Keisha nodded. “Yeah, I get that. Listen, we can talk about that later, but right now, I need you to scoot. Why don’t you go hang out with Brendan?”
“I guess. Why do I have to go?”
“I may have to talk to the police lady again, and I don’t think she likes to talk about police business in front of kids.”
“Oh.”
“And I want you to go out the back way.”
“Why?”
“She’s out front right now, talking to Kirk, and I don’t think she’d want you interrupting them.”
“Is Kirk in trouble?” the boy asked hopefully.
“I—I don’t think so.”
Matthew frowned. “I was hoping maybe he was the stabber, that they’d take him away.”
“Oh, baby.”
“Is he always going to live with us?’
“Matthew, I don’t even know what’s going to happen an hour from now.”

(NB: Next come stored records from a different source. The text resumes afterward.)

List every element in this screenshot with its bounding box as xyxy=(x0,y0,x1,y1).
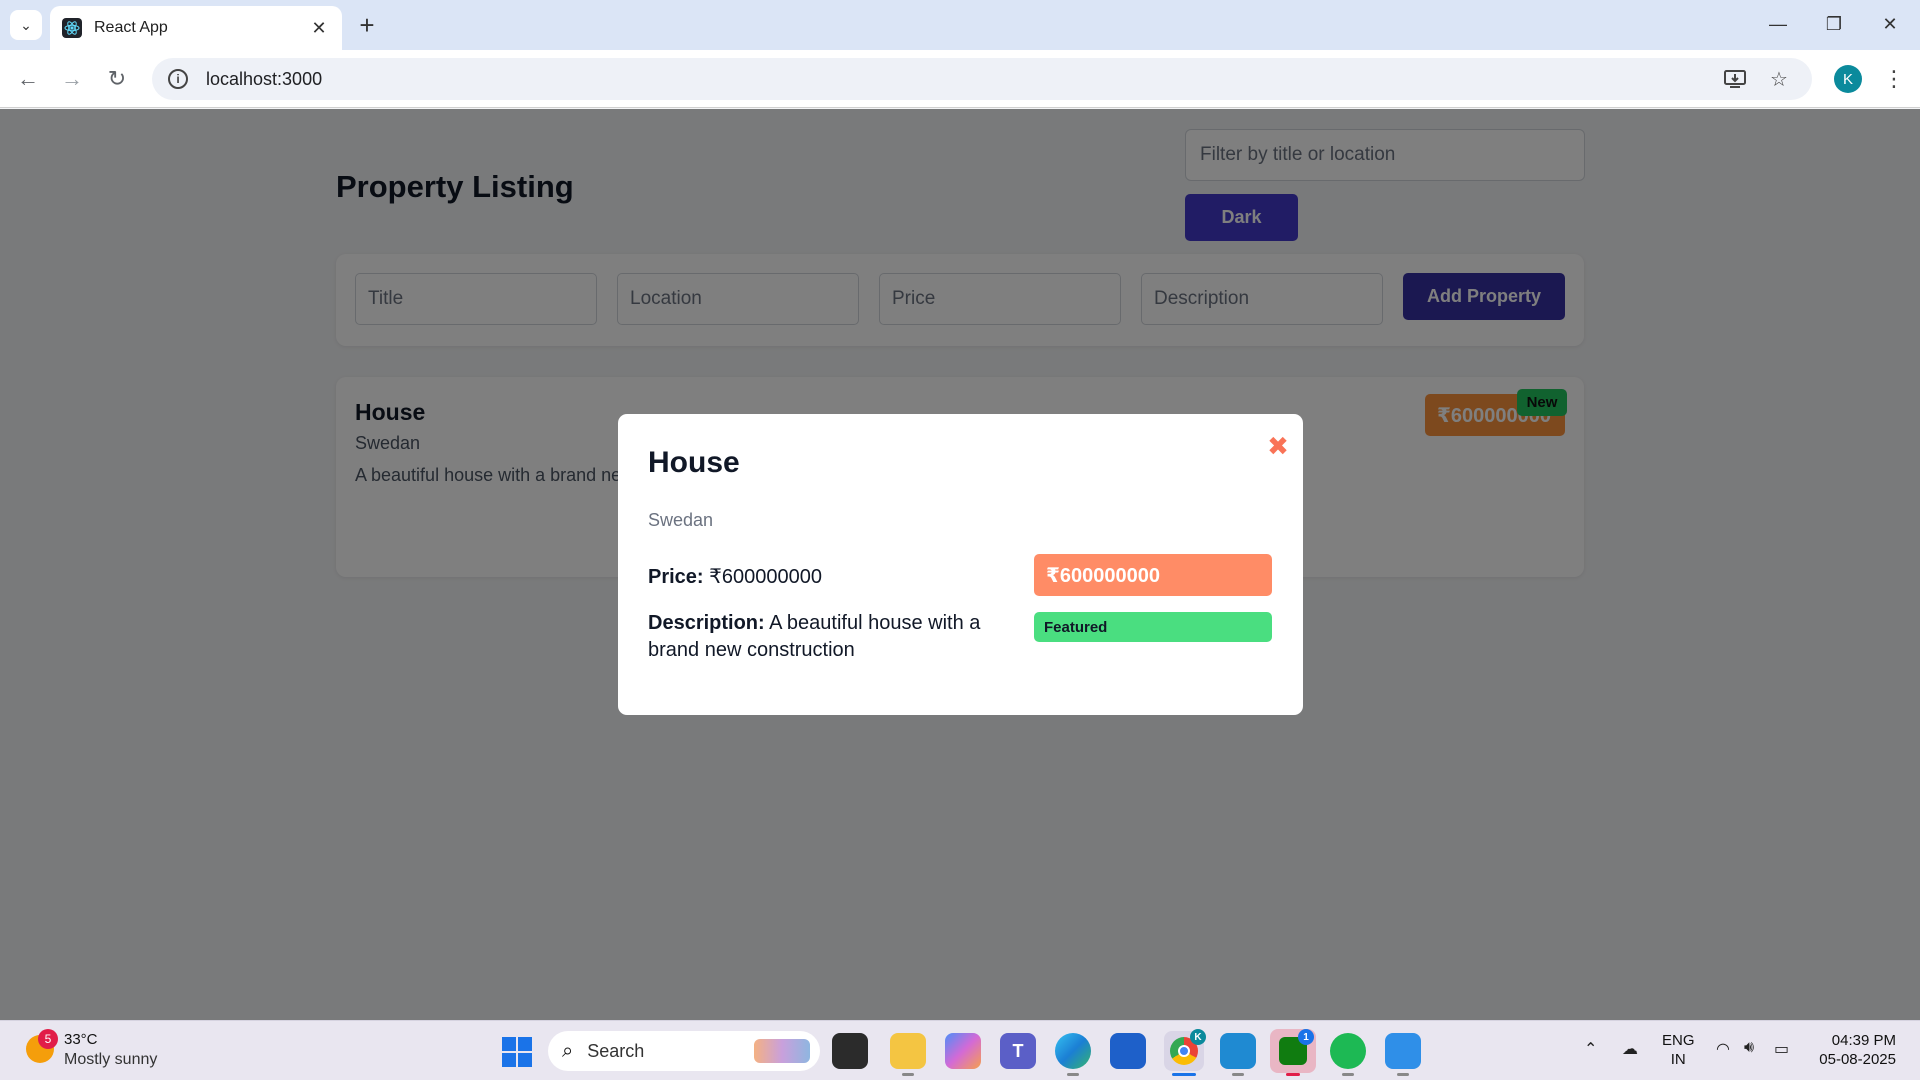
profile-avatar[interactable]: K xyxy=(1834,65,1862,93)
reload-icon[interactable]: ↻ xyxy=(101,63,133,95)
tab-react-app[interactable]: React App ✕ xyxy=(50,6,342,50)
store-icon[interactable] xyxy=(1110,1033,1146,1069)
teams-icon[interactable]: T xyxy=(1000,1033,1036,1069)
system-clock[interactable]: 04:39 PM 05-08-2025 xyxy=(1816,1031,1896,1069)
clock-time: 04:39 PM xyxy=(1831,1032,1896,1049)
taskbar-search[interactable]: ⌕ Search xyxy=(548,1031,820,1071)
vscode-icon[interactable] xyxy=(1220,1033,1256,1069)
xbox-badge: 1 xyxy=(1298,1029,1314,1045)
search-label: Search xyxy=(587,1040,645,1061)
site-info-icon[interactable]: i xyxy=(168,69,188,89)
back-arrow-icon[interactable]: ← xyxy=(12,63,44,95)
restore-icon[interactable]: ❐ xyxy=(1814,8,1854,40)
new-tab-button[interactable]: + xyxy=(352,10,382,40)
forward-arrow-icon[interactable]: → xyxy=(56,63,88,95)
copilot-icon[interactable] xyxy=(945,1033,981,1069)
description-label: Description: xyxy=(648,612,765,634)
chevron-up-icon[interactable]: ⌃ xyxy=(1584,1039,1597,1059)
vscode-indicator xyxy=(1232,1073,1244,1076)
property-detail-modal: House ✖ Swedan Price: ₹600000000 Descrip… xyxy=(618,414,1303,715)
tab-title: React App xyxy=(94,19,168,36)
language-indicator[interactable]: ENG IN xyxy=(1662,1031,1695,1069)
url-text[interactable]: localhost:3000 xyxy=(206,69,1708,90)
modal-location: Swedan xyxy=(648,510,714,530)
photos-icon[interactable] xyxy=(1385,1033,1421,1069)
window-close-icon[interactable]: ✕ xyxy=(1870,8,1910,40)
chrome-indicator xyxy=(1172,1073,1196,1076)
battery-icon[interactable]: ▭ xyxy=(1774,1039,1789,1059)
price-label: Price: xyxy=(648,566,704,588)
file-explorer-icon[interactable] xyxy=(890,1033,926,1069)
taskbar: 5 33°C Mostly sunny ⌕ Search T K 1 ⌃ ☁ E… xyxy=(0,1020,1920,1080)
weather-description[interactable]: Mostly sunny xyxy=(64,1051,157,1069)
address-bar[interactable]: i localhost:3000 ☆ xyxy=(152,58,1812,100)
featured-badge: Featured xyxy=(1034,612,1272,642)
windows-start-icon[interactable] xyxy=(502,1037,532,1067)
minimize-icon[interactable]: — xyxy=(1758,8,1798,40)
close-icon[interactable]: ✕ xyxy=(308,18,330,39)
weather-temperature[interactable]: 33°C xyxy=(64,1031,98,1048)
browser-tab-strip: ⌄ React App ✕ + — ❐ ✕ xyxy=(0,0,1920,50)
modal-title: House xyxy=(648,446,740,479)
file-explorer-indicator xyxy=(902,1073,914,1076)
react-logo-icon xyxy=(62,18,82,38)
edge-indicator xyxy=(1067,1073,1079,1076)
photos-indicator xyxy=(1397,1073,1409,1076)
modal-price-badge: ₹600000000 xyxy=(1034,554,1272,596)
price-value: ₹600000000 xyxy=(709,566,822,588)
modal-price-row: Price: ₹600000000 xyxy=(648,564,822,589)
search-icon: ⌕ xyxy=(562,1039,574,1062)
clock-date: 05-08-2025 xyxy=(1819,1051,1896,1068)
spotify-indicator xyxy=(1342,1073,1354,1076)
more-menu-icon[interactable]: ⋮ xyxy=(1880,63,1908,95)
spotify-icon[interactable] xyxy=(1330,1033,1366,1069)
browser-toolbar: ← → ↻ i localhost:3000 ☆ K ⋮ xyxy=(0,50,1920,108)
region-code: IN xyxy=(1670,1051,1686,1068)
xbox-icon[interactable]: 1 xyxy=(1270,1029,1316,1073)
app-page: Property Listing Filter by title or loca… xyxy=(0,109,1920,1020)
close-icon[interactable]: ✖ xyxy=(1266,431,1290,461)
xbox-indicator xyxy=(1286,1073,1300,1076)
chevron-down-icon: ⌄ xyxy=(20,16,32,33)
language-code: ENG xyxy=(1662,1032,1695,1049)
bookmark-star-icon[interactable]: ☆ xyxy=(1762,64,1796,94)
modal-description-row: Description: A beautiful house with a br… xyxy=(648,610,988,664)
task-view-icon[interactable] xyxy=(832,1033,868,1069)
wifi-icon[interactable]: ◠ xyxy=(1716,1039,1730,1059)
tab-search-button[interactable]: ⌄ xyxy=(10,10,42,40)
chrome-icon[interactable]: K xyxy=(1164,1029,1206,1071)
edge-icon[interactable] xyxy=(1055,1033,1091,1069)
chrome-profile-badge: K xyxy=(1190,1029,1206,1045)
search-highlight-icon xyxy=(754,1039,810,1063)
volume-icon[interactable]: 🔊︎ xyxy=(1744,1039,1754,1057)
install-app-icon[interactable] xyxy=(1718,64,1752,94)
onedrive-icon[interactable]: ☁ xyxy=(1622,1039,1638,1059)
weather-notification-badge: 5 xyxy=(38,1029,58,1049)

“Do you love him?” Matthew asked.
“Love Kirk?”
He nodded.
“I thought I did, when I first met him, when he was different. But no, not any more. Why?”

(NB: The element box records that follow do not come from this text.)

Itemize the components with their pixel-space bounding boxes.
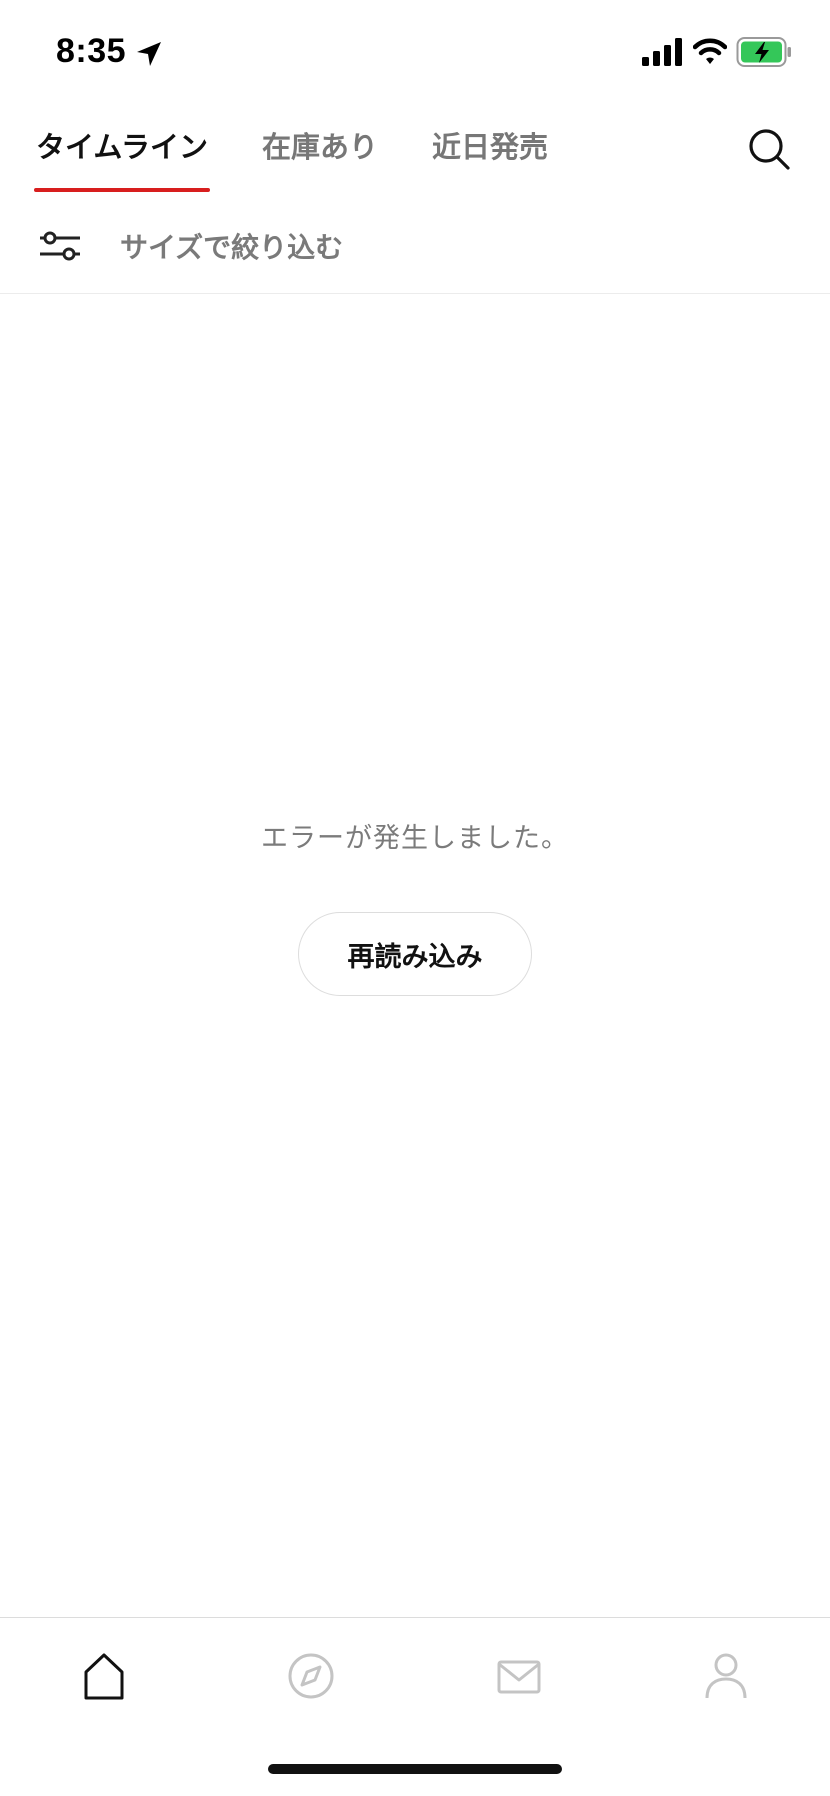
profile-icon[interactable] — [698, 1648, 754, 1704]
tab-bar: タイムライン 在庫あり 近日発売 — [0, 110, 830, 194]
compass-icon[interactable] — [283, 1648, 339, 1704]
home-indicator — [268, 1764, 562, 1774]
status-bar: 8:35 — [0, 0, 830, 100]
active-tab-indicator — [34, 188, 210, 192]
app-screen: 8:35 タイムライン 在庫あり 近日発売 サイズで絞り込む エラーが発生しまし… — [0, 0, 830, 1796]
tab-coming-soon[interactable]: 近日発売 — [432, 124, 548, 174]
cellular-signal-icon — [642, 38, 682, 66]
error-message: エラーが発生しました。 — [261, 823, 569, 854]
reload-button[interactable]: 再読み込み — [298, 912, 532, 996]
tab-in-stock[interactable]: 在庫あり — [262, 124, 378, 174]
mail-icon[interactable] — [491, 1648, 547, 1704]
sliders-icon — [40, 231, 80, 261]
wifi-icon — [693, 38, 727, 64]
search-icon[interactable] — [744, 124, 796, 176]
tab-timeline[interactable]: タイムライン — [36, 124, 208, 174]
home-icon[interactable] — [76, 1648, 132, 1704]
size-filter-row[interactable]: サイズで絞り込む — [0, 210, 830, 294]
status-time: 8:35 — [56, 32, 127, 70]
battery-charging-icon — [736, 37, 791, 67]
size-filter-label: サイズで絞り込む — [120, 231, 344, 264]
location-arrow-icon — [137, 42, 161, 66]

“I was worried you loved him more than me.”
“What?” she said, wrapping her arms around the boy and squeezing. “How could you even ask such a thing?” She could feel him shrug, trapped in her embrace. “No, come on, I want an answer.” She released him, put a finger under his chin and propped his head up so he’d have to look her in the eye. “Why would you say that?”
“Something Kirk told me.”
“What’d he say?”
“He said I wasn’t supposed to know, so I couldn’t talk about it, especially to you.”

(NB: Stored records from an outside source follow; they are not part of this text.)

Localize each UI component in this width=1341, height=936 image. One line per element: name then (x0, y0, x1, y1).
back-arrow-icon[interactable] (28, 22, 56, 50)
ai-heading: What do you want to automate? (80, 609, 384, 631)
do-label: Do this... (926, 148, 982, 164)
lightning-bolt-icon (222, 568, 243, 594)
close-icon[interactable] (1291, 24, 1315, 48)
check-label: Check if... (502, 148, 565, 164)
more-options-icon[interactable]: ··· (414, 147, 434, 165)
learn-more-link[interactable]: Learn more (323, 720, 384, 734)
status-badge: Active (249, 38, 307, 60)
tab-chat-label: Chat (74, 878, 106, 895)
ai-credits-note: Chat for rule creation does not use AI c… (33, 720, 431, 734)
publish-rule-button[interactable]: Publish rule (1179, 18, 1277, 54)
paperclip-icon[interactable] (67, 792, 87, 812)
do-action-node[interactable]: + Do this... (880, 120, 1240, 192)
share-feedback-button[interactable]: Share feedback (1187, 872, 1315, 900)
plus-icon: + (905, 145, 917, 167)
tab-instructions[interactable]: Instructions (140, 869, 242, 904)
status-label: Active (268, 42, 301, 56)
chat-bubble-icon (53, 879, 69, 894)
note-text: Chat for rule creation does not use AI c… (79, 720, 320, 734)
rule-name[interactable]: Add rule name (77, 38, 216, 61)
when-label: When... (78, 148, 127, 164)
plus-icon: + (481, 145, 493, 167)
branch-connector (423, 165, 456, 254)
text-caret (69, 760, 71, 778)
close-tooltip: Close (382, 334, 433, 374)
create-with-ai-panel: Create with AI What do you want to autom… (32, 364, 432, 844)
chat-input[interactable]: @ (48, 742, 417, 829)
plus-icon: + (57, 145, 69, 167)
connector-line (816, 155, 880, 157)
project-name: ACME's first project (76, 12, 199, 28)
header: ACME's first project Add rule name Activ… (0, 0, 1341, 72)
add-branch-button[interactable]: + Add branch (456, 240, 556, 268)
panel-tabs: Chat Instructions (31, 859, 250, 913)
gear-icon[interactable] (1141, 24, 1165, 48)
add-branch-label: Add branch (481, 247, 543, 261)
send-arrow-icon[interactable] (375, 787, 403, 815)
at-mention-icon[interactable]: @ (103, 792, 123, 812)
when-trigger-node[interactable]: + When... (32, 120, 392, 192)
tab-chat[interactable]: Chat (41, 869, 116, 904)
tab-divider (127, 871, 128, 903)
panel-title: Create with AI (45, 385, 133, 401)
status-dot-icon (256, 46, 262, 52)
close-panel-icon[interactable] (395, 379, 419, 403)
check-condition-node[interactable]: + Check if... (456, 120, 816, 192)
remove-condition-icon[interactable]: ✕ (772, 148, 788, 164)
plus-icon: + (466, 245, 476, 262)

“Matt, listen to me. You can tell me anything. You know that.”
“It’s just, when you said I might be going to California, I thought maybe that’s where the military school is.” The boy looked like he was trying very hard to hold back tears.
“What military school? You’re ten years old, for God’s sake.”
“Kirk said they have one for kids like me, and if I didn’t stop, you know, messing up around here, and touching his wheels, and getting in the way, he said you were going to send me away to that school.”
“He said what?”
“He said if I settled down you’d probably forget about it, so that’s why I’ve been staying in my room a lot so I won’t be in the way because I really don’t want to go to that school and learn how to fight and kill people and stuff.”
“That son of a bitch,” she said under her breath, but still not caring if Matthew heard.
“So that’s not why you want me to go stay with your cousin?”
“Look at me. If I have to send you out there, it won’t be because you did anything wrong, or that you’re going to a military academy, and it won’t mean I don’t love you.”
“So there’s no military school?”
“There’s no military school.”
Matthew cracked a smile. “Are you crying, Mom?”
“Maybe a little.”
“I think I’m going to, too. But I’m happy.”
“Look, just give me a hug, and then get the hell out of here, okay?”
The boy and his mother threw their arms around one another again. Then he grabbed his coat and disappeared out the back door of the house, hopped the fence, and was gone.